In 26 capitoli più una Sobria appendice, Castronuovo restituisce, con un giusto mix di spensierata allegria e mesta consapevolezza, la parabola personale e professionale di un personaggio fuori dal comune, che seppe amare la vita al punto da sacrificarla per un’idea. Le citazioni dirette dagli scritti di Formíggini abbondano e non potrebbe essere altrimenti: leggere le sue parole spiega più di mille commenti ed interpretazioni critiche il senso della sua esistenza votata interamente al mondo editoriale e librario, nonché alla resistenza verso una situazione storica e politica che stava conducendo, se stesso oltre che la sua patria, verso un’inevitabile rovina. Formíggini seppe conservare fino all’ultimo il senso dell’umorismo e dell’ironia, unica arma di battaglia e di difesa contro forze che giorno dopo giorno, mese dopo mese ed anno dopo anno lo privavano di quanto aveva faticosamente costruito: la sua casa editrice, la sua più nota pubblicazione periodica (Italia che scrive, o semplicemente ICS), la famosa Fondazione Leonardo.
Ma il Fascismo, e la follia di Mussolini, ne intaccarono anche la vita privata e la dignità, espropriandogli l’abitazione privata e in fondo spingendolo alla scelta estrema. Prima del gesto ultimo scrisse: «Crepare è il solo diritto che sia rispettato: sarebbe peccato non ne approfittare».
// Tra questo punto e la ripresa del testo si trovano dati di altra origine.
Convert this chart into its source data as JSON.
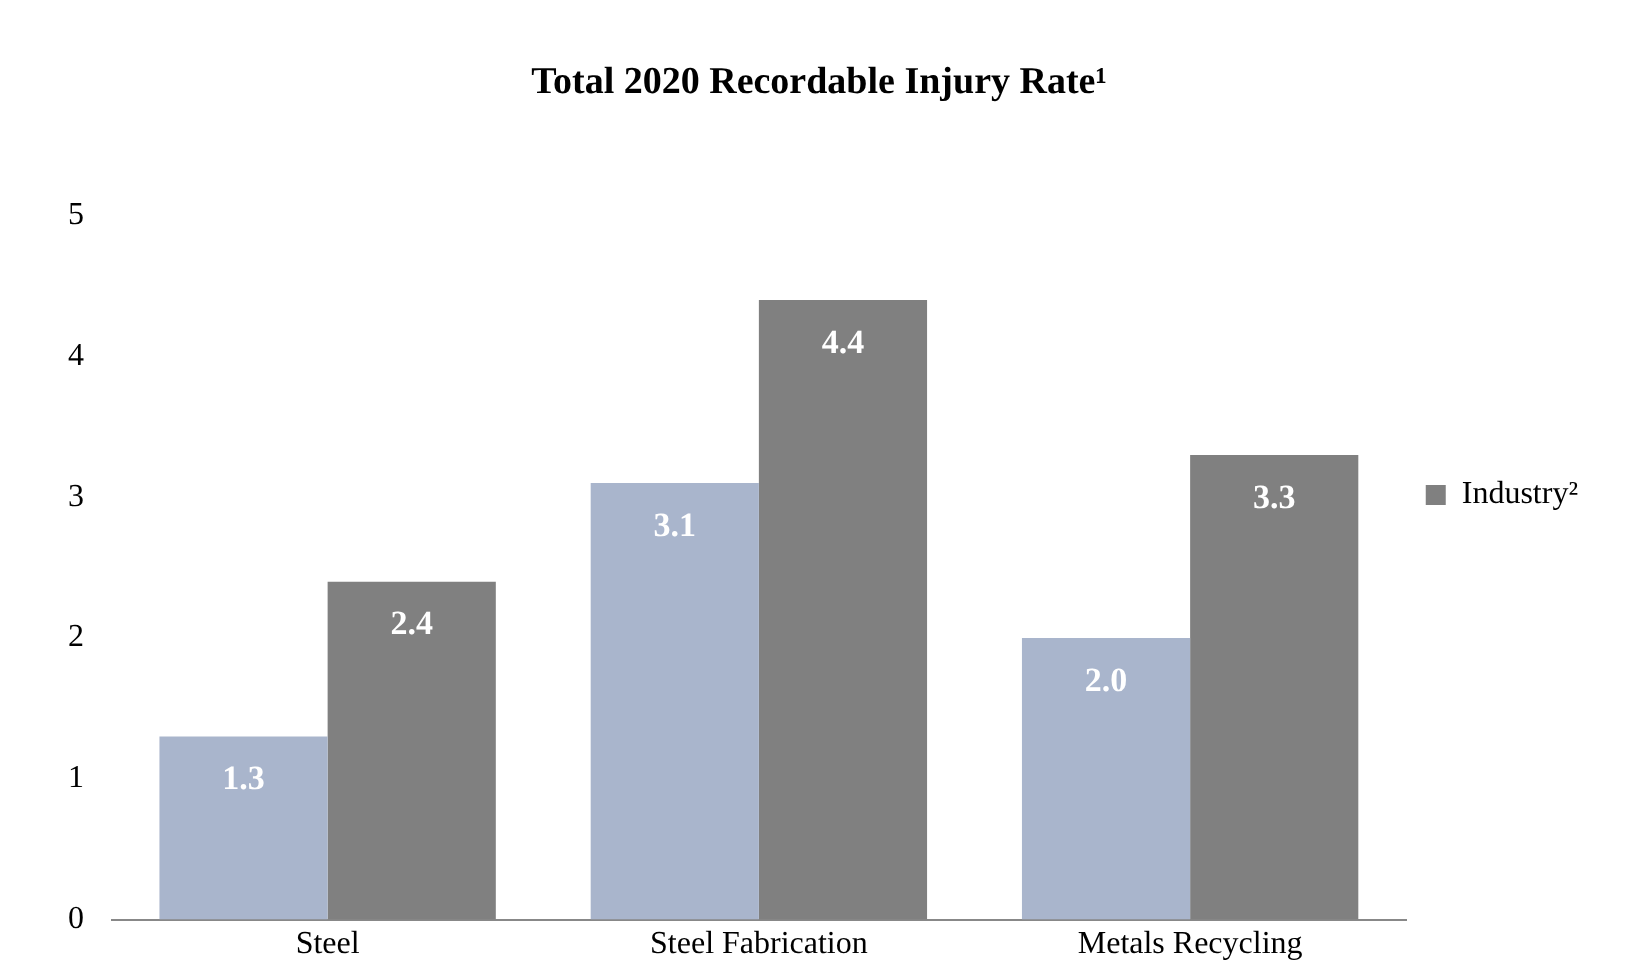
{
  "chart_data": {
    "type": "bar",
    "title": "Total 2020 Recordable Injury Rate¹",
    "categories": [
      "Steel",
      "Steel Fabrication",
      "Metals Recycling"
    ],
    "series": [
      {
        "color": "#a9b5cc",
        "values": [
          1.3,
          3.1,
          2.0
        ],
        "value_labels": [
          "1.3",
          "3.1",
          "2.0"
        ]
      },
      {
        "name": "Industry²",
        "color": "#808080",
        "values": [
          2.4,
          4.4,
          3.3
        ],
        "value_labels": [
          "2.4",
          "4.4",
          "3.3"
        ]
      }
    ],
    "ylim": [
      0,
      5
    ],
    "yticks": [
      0,
      1,
      2,
      3,
      4,
      5
    ],
    "grid": false,
    "legend": "right"
  }
}
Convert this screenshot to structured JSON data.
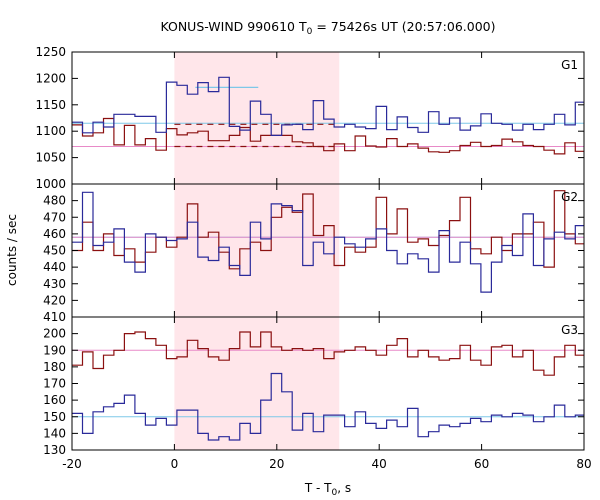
{
  "chart_data": {
    "type": "line",
    "title_main": "KONUS-WIND 990610 T",
    "title_sub": "0",
    "title_rest": " = 75426s UT (20:57:06.000)",
    "xlabel_main": "T - T",
    "xlabel_sub": "0",
    "xlabel_rest": ", s",
    "ylabel": "counts / sec",
    "xlim": [
      -20,
      80
    ],
    "xticks": [
      "-20",
      "0",
      "20",
      "40",
      "60",
      "80"
    ],
    "xtick_values": [
      -20,
      0,
      20,
      40,
      60,
      80
    ],
    "x_step": 2.048,
    "x_start": -20,
    "shaded_interval": [
      0,
      32.2
    ],
    "colors": {
      "shade": "#ffe6ea",
      "blue_hist": "#2a2a9a",
      "red_hist": "#8b1010",
      "blue_bg": "#7ec8e8",
      "red_bg": "#e88ac8"
    },
    "panels": [
      {
        "label": "G1",
        "ylim": [
          1000,
          1250
        ],
        "yticks": [
          "1250",
          "1200",
          "1150",
          "1100",
          "1050",
          "1000"
        ],
        "ytick_values": [
          1250,
          1200,
          1150,
          1100,
          1050,
          1000
        ],
        "blue_bg": 1115,
        "red_bg": 1071,
        "blue_values": [
          1117,
          1097,
          1117,
          1108,
          1132,
          1132,
          1128,
          1128,
          1098,
          1193,
          1187,
          1170,
          1192,
          1175,
          1202,
          1109,
          1102,
          1157,
          1132,
          1092,
          1112,
          1113,
          1103,
          1158,
          1123,
          1108,
          1113,
          1108,
          1105,
          1147,
          1103,
          1127,
          1107,
          1098,
          1137,
          1113,
          1125,
          1102,
          1110,
          1133,
          1115,
          1113,
          1102,
          1113,
          1103,
          1113,
          1132,
          1112,
          1155
        ],
        "red_values": [
          1112,
          1091,
          1097,
          1124,
          1074,
          1111,
          1074,
          1086,
          1064,
          1105,
          1093,
          1097,
          1100,
          1082,
          1082,
          1092,
          1107,
          1081,
          1092,
          1092,
          1092,
          1080,
          1078,
          1071,
          1063,
          1076,
          1063,
          1091,
          1072,
          1070,
          1086,
          1071,
          1076,
          1068,
          1061,
          1060,
          1063,
          1073,
          1079,
          1071,
          1073,
          1085,
          1080,
          1073,
          1071,
          1064,
          1057,
          1078,
          1062
        ],
        "blue_step_levels": [
          1183,
          1183,
          1183,
          1183,
          1183,
          1183
        ],
        "blue_step_range": [
          4.096,
          16.384
        ],
        "red_dashed_levels": [
          1113,
          1071
        ],
        "red_dashed_range": [
          0,
          32.2
        ]
      },
      {
        "label": "G2",
        "ylim": [
          410,
          490
        ],
        "yticks": [
          "480",
          "470",
          "460",
          "450",
          "440",
          "430",
          "420",
          "410"
        ],
        "ytick_values": [
          480,
          470,
          460,
          450,
          440,
          430,
          420,
          410
        ],
        "blue_bg": 458,
        "red_bg": 458,
        "blue_values": [
          455,
          485,
          453,
          455,
          463,
          443,
          437,
          460,
          458,
          456,
          457,
          467,
          446,
          444,
          452,
          441,
          435,
          467,
          457,
          478,
          477,
          474,
          441,
          455,
          448,
          458,
          454,
          452,
          457,
          463,
          450,
          442,
          448,
          445,
          437,
          462,
          443,
          455,
          442,
          425,
          443,
          453,
          447,
          472,
          441,
          457,
          461,
          457,
          465
        ],
        "red_values": [
          450,
          467,
          450,
          460,
          447,
          451,
          443,
          449,
          458,
          452,
          458,
          478,
          458,
          461,
          449,
          439,
          451,
          455,
          450,
          470,
          476,
          473,
          484,
          459,
          465,
          441,
          452,
          449,
          452,
          482,
          460,
          475,
          455,
          457,
          453,
          459,
          468,
          482,
          451,
          448,
          458,
          450,
          460,
          460,
          467,
          440,
          486,
          460,
          454
        ],
        "blue_step_levels": [],
        "blue_step_range": [
          0,
          0
        ],
        "red_dashed_levels": [],
        "red_dashed_range": [
          0,
          0
        ]
      },
      {
        "label": "G3",
        "ylim": [
          130,
          210
        ],
        "yticks": [
          "200",
          "190",
          "180",
          "170",
          "160",
          "150",
          "140",
          "130"
        ],
        "ytick_values": [
          200,
          190,
          180,
          170,
          160,
          150,
          140,
          130
        ],
        "blue_bg": 150,
        "red_bg": 190,
        "blue_values": [
          152,
          140,
          153,
          156,
          158,
          163,
          152,
          145,
          149,
          145,
          154,
          154,
          140,
          136,
          138,
          136,
          146,
          140,
          160,
          176,
          165,
          142,
          152,
          141,
          151,
          151,
          144,
          153,
          146,
          143,
          148,
          144,
          155,
          138,
          141,
          145,
          144,
          146,
          149,
          147,
          151,
          150,
          152,
          151,
          147,
          150,
          157,
          150,
          151
        ],
        "red_values": [
          181,
          189,
          179,
          187,
          190,
          200,
          201,
          197,
          193,
          185,
          186,
          196,
          191,
          186,
          184,
          191,
          201,
          192,
          201,
          192,
          190,
          191,
          190,
          191,
          185,
          189,
          190,
          192,
          190,
          187,
          193,
          197,
          186,
          190,
          186,
          184,
          185,
          193,
          184,
          181,
          192,
          193,
          186,
          190,
          178,
          175,
          186,
          193,
          187
        ],
        "blue_step_levels": [],
        "blue_step_range": [
          0,
          0
        ],
        "red_dashed_levels": [],
        "red_dashed_range": [
          0,
          0
        ]
      }
    ]
  }
}
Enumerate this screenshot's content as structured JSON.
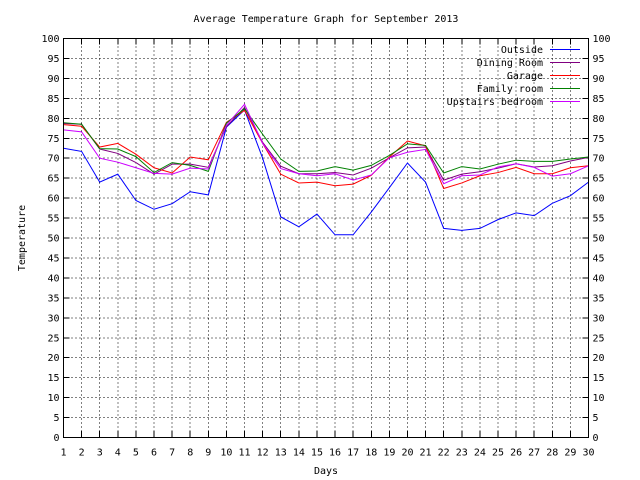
{
  "chart_data": {
    "type": "line",
    "title": "Average Temperature Graph for September 2013",
    "xlabel": "Days",
    "ylabel": "Temperature",
    "xlim": [
      1,
      30
    ],
    "ylim": [
      0,
      100
    ],
    "x_ticks": [
      "1",
      "2",
      "3",
      "4",
      "5",
      "6",
      "7",
      "8",
      "9",
      "10",
      "11",
      "12",
      "13",
      "14",
      "15",
      "16",
      "17",
      "18",
      "19",
      "20",
      "21",
      "22",
      "23",
      "24",
      "25",
      "26",
      "27",
      "28",
      "29",
      "30"
    ],
    "y_ticks": [
      "0",
      "5",
      "10",
      "15",
      "20",
      "25",
      "30",
      "35",
      "40",
      "45",
      "50",
      "55",
      "60",
      "65",
      "70",
      "75",
      "80",
      "85",
      "90",
      "95",
      "100"
    ],
    "grid": true,
    "legend_position": "top-right",
    "x": [
      1,
      2,
      3,
      4,
      5,
      6,
      7,
      8,
      9,
      10,
      11,
      12,
      13,
      14,
      15,
      16,
      17,
      18,
      19,
      20,
      21,
      22,
      23,
      24,
      25,
      26,
      27,
      28,
      29,
      30
    ],
    "series": [
      {
        "name": "Outside",
        "color": "#0000ff",
        "values": [
          72.5,
          71.7,
          64.0,
          66.0,
          59.4,
          57.2,
          58.6,
          61.6,
          60.8,
          77.8,
          82.1,
          70.0,
          55.3,
          52.8,
          56.0,
          50.8,
          50.8,
          56.5,
          62.6,
          68.8,
          64.0,
          52.4,
          51.9,
          52.4,
          54.6,
          56.3,
          55.6,
          58.7,
          60.6,
          64.0
        ]
      },
      {
        "name": "Dining Room",
        "color": "#800080",
        "values": [
          78.7,
          78.5,
          72.3,
          71.2,
          68.9,
          66.0,
          68.5,
          68.5,
          67.7,
          77.9,
          82.7,
          74.0,
          68.0,
          66.1,
          66.1,
          66.4,
          65.8,
          67.5,
          70.1,
          72.6,
          72.8,
          64.5,
          66.0,
          66.6,
          67.5,
          68.6,
          67.8,
          68.1,
          69.3,
          70.2
        ]
      },
      {
        "name": "Garage",
        "color": "#ff0000",
        "values": [
          78.4,
          78.0,
          72.8,
          73.7,
          71.0,
          67.6,
          66.3,
          70.3,
          69.6,
          79.0,
          82.0,
          73.7,
          66.0,
          63.8,
          64.0,
          63.1,
          63.5,
          65.7,
          70.3,
          74.3,
          73.1,
          62.4,
          63.8,
          65.6,
          66.4,
          67.7,
          66.1,
          66.1,
          67.6,
          68.1
        ]
      },
      {
        "name": "Family room",
        "color": "#008000",
        "values": [
          78.9,
          78.5,
          72.4,
          72.3,
          70.4,
          66.4,
          68.9,
          68.2,
          66.7,
          78.8,
          82.4,
          76.0,
          69.8,
          66.7,
          66.8,
          67.9,
          67.0,
          68.2,
          70.7,
          73.6,
          73.2,
          66.3,
          67.9,
          67.3,
          68.5,
          69.5,
          69.2,
          69.2,
          69.8,
          70.3
        ]
      },
      {
        "name": "Upstairs bedroom",
        "color": "#cc00ff",
        "values": [
          77.1,
          76.6,
          70.0,
          69.0,
          67.6,
          66.2,
          66.0,
          67.5,
          67.3,
          78.3,
          83.5,
          73.7,
          67.4,
          66.1,
          65.6,
          66.1,
          64.5,
          65.8,
          70.1,
          71.5,
          72.2,
          63.6,
          65.6,
          65.8,
          67.8,
          68.6,
          67.7,
          65.5,
          66.1,
          68.1
        ]
      }
    ]
  }
}
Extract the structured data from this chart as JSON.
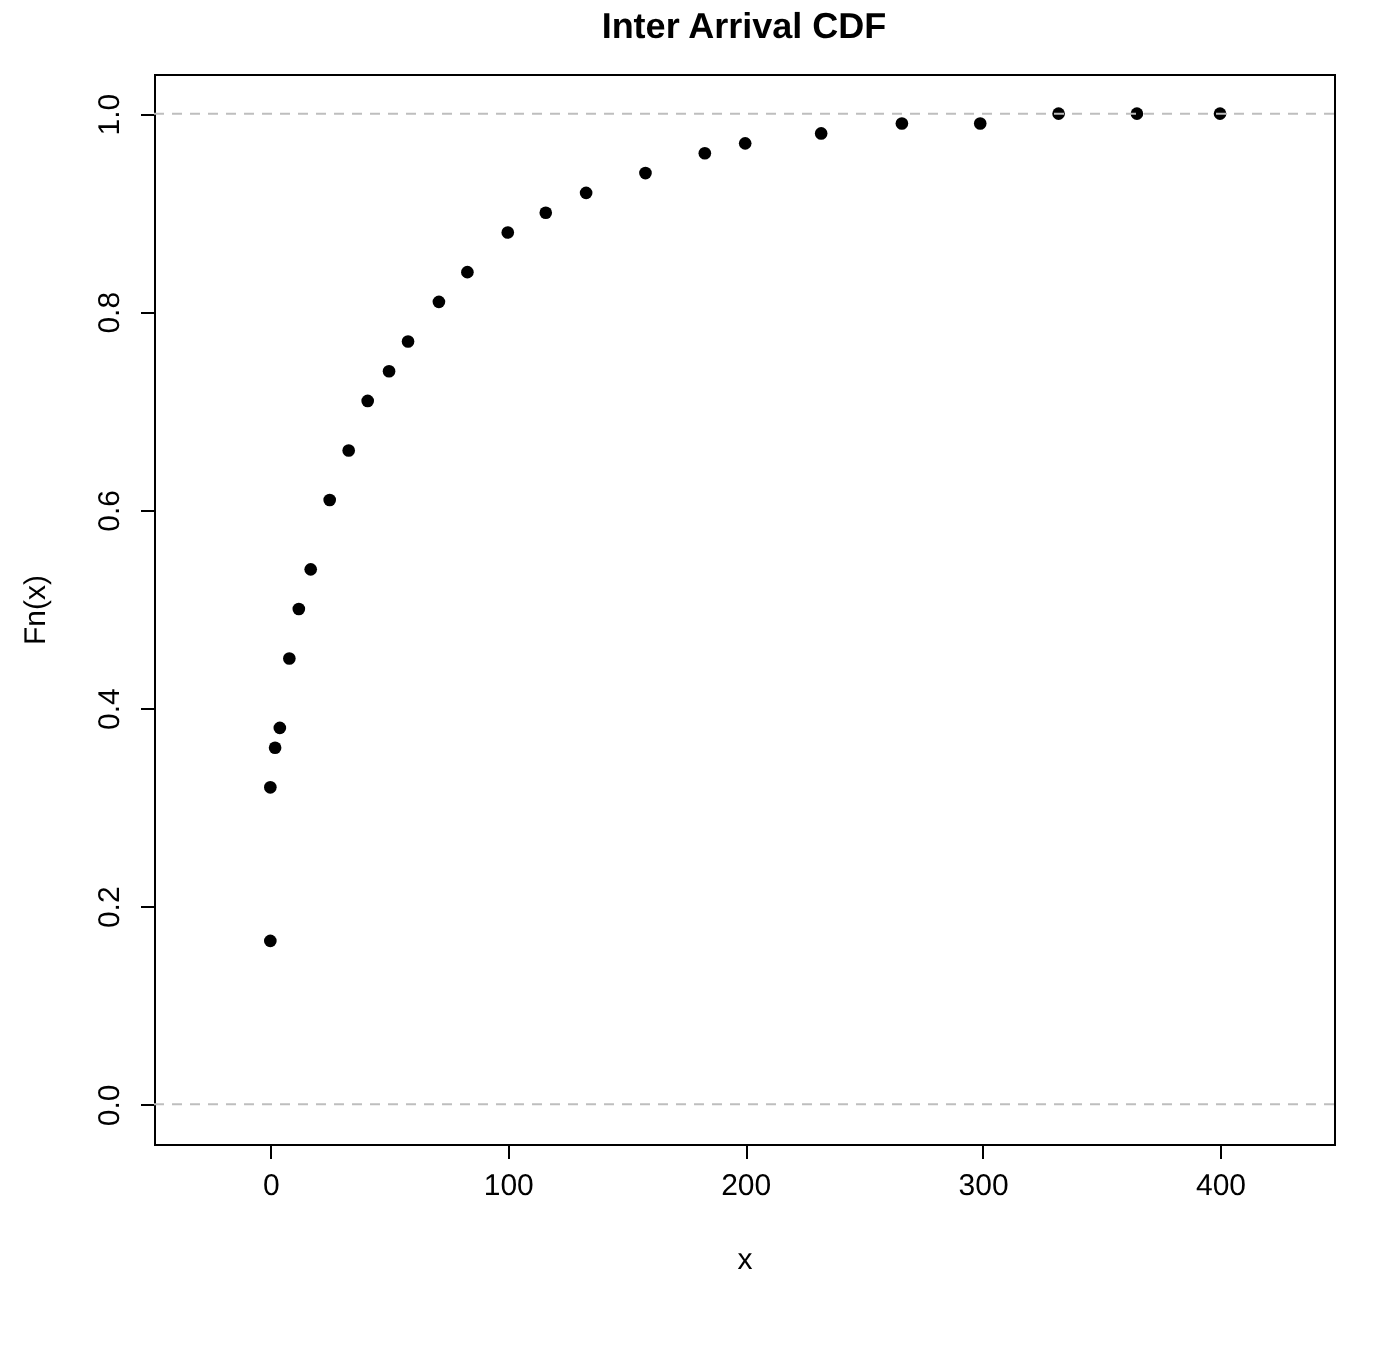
{
  "chart_data": {
    "type": "scatter",
    "title": "Inter Arrival CDF",
    "xlabel": "x",
    "ylabel": "Fn(x)",
    "x": [
      0,
      0,
      2,
      4,
      8,
      12,
      17,
      25,
      33,
      41,
      50,
      58,
      71,
      83,
      100,
      116,
      133,
      158,
      183,
      200,
      232,
      266,
      299,
      332,
      365,
      400
    ],
    "series": [
      {
        "color": "#000000",
        "values": [
          0.165,
          0.32,
          0.36,
          0.38,
          0.45,
          0.5,
          0.54,
          0.61,
          0.66,
          0.71,
          0.74,
          0.77,
          0.81,
          0.84,
          0.88,
          0.9,
          0.92,
          0.94,
          0.96,
          0.97,
          0.98,
          0.99,
          0.99,
          1.0,
          1.0,
          1.0
        ]
      }
    ],
    "xlim": [
      -49,
      448
    ],
    "ylim": [
      -0.04,
      1.04
    ],
    "xticks": [
      0,
      100,
      200,
      300,
      400
    ],
    "yticks": [
      {
        "value": 0,
        "label": "0.0"
      },
      {
        "value": 0.2,
        "label": "0.2"
      },
      {
        "value": 0.4,
        "label": "0.4"
      },
      {
        "value": 0.6,
        "label": "0.6"
      },
      {
        "value": 0.8,
        "label": "0.8"
      },
      {
        "value": 1,
        "label": "1.0"
      }
    ],
    "ref_lines": [
      {
        "axis": "y",
        "value": 0,
        "color": "#bebebe",
        "line_style": "dashed"
      },
      {
        "axis": "y",
        "value": 1,
        "color": "#bebebe",
        "line_style": "dashed"
      }
    ],
    "marker": "circle",
    "grid": false
  }
}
Non poteva sapere, lo sventurato, che neppure questo rispetto avrebbe avuto dal Regime. Del suo suicidio non si parlò se non sulla stampa straniera e a tutte le testate nazionali fu trasmesso divieto di accettare necrologi, compreso quello della vedova. Il commento che meglio sintetizza la bassezza dell’autorità politica resta quello di Achille Starace: «È morto da vero ebreo, si è gettato da una torre per risparmiare un colpo di pistola». La questura ordinò che le esequie si svolgessero di notte: solo l’ostinazione della moglie permise alle spoglie di Formíggini di sfilare verso il crematorio alla luce del giorno (anche se di primissima mattina), accompagnate da pochisimi parenti ed amici, 30 poliziotti in divisa ed altri in borghese che annotavano i nomi dei presenti. Avrebbe forse commentato, il defunto, con un sonoro «Mihi confricor», sua scherzosa latinizzazione per esprimere «Me ne frego».
Compito nostro, oggi e in futuro, tributargli il giusto rispetto.
Foto via www.fotomuseo.it; http://www.stampalternativa.it; www.culturalnews.it
Cara Laura Dabbene,
desidero ringraziarla per questa bella lettura che ha fatto del mio piccolo libriccino: lei è riuscita a penetrare nel senso che volevo assegnare alla breve narrazione della vita di Formiggini: come l’ironia può contrastare il muro della stupidità dittatoriale.
Grazie davvero e… cari auguri per il nuovo anno.